Anglo-Norman is a term traditionally used to refer to what was in fact a variety of different Old French dialects used in England and to some extent elsewhere in the British Isles during the Anglo-Norman period.[1]
When William the Conqueror led the Norman invasion of England, he, his nobles, and many of his followers from Normandy, but also northern and western France spoke a range of Oïl dialects. One of these was Norman. Others who came with him would have spoken varieties of the Picard language or western French. This amalgam developed into the unique insular dialect now known as Anglo-Norman, which was commonly used for administrative purposes from the 13th until the 15th century.

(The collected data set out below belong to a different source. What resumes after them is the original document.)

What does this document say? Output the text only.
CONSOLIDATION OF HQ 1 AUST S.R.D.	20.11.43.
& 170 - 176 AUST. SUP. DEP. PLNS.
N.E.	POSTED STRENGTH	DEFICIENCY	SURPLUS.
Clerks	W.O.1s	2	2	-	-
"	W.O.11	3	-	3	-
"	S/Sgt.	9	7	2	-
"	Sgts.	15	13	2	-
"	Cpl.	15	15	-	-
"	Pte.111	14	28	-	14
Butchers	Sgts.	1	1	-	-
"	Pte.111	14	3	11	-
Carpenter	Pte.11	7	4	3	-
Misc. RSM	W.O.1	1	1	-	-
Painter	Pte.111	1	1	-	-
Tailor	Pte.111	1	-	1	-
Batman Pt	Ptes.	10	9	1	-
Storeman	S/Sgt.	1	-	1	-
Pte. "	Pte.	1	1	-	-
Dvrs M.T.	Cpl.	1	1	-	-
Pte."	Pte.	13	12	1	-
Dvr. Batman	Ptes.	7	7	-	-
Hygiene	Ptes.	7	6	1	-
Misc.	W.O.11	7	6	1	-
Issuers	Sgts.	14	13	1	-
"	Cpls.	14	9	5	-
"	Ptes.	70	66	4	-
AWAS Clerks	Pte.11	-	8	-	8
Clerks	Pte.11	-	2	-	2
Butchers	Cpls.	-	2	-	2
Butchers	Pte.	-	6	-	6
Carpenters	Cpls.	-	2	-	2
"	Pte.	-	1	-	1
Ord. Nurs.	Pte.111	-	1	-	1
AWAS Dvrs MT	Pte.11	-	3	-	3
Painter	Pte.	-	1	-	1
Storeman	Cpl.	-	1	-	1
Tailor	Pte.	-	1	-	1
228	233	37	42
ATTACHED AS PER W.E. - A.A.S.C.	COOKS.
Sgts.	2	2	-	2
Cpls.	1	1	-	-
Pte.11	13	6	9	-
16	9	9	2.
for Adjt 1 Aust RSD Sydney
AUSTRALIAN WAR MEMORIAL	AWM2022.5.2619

It is difficult to know very much, of course, about what was actually spoken, and our knowledge is really only of the written language.
Nevertheless it is clear that Anglo-Norman was to a large extent the spoken language of the Norman nobility and was also spoken in the law courts, schools, and universities, and in due course amongst at least some sections of the minor nobility and the growing bourgeoisie. Private and commercial correspondence was written in Anglo-Norman from the thirteenth to the fifteenth century. Other social classes than just the nobility became keen to learn Anglo-Norman; manuscripts containing materials for instructing non-native speakers still exist, dating from the mid-thirteenth century onwards.
Although English survived and eventually eclipsed Anglo-Norman, the latter had been sufficiently widespread as to permanently affect English lexically. This is why English has lost or, more often, kept as parallel terms many of its original Germanic words which can still be found in German and Dutch. Grammatically, Anglo-Norman had little lasting impact on English, although it is still evident in official and legal terms where the noun and adjective are reversed: attorney general, heir apparent, court martial, body politic, and so on.[2]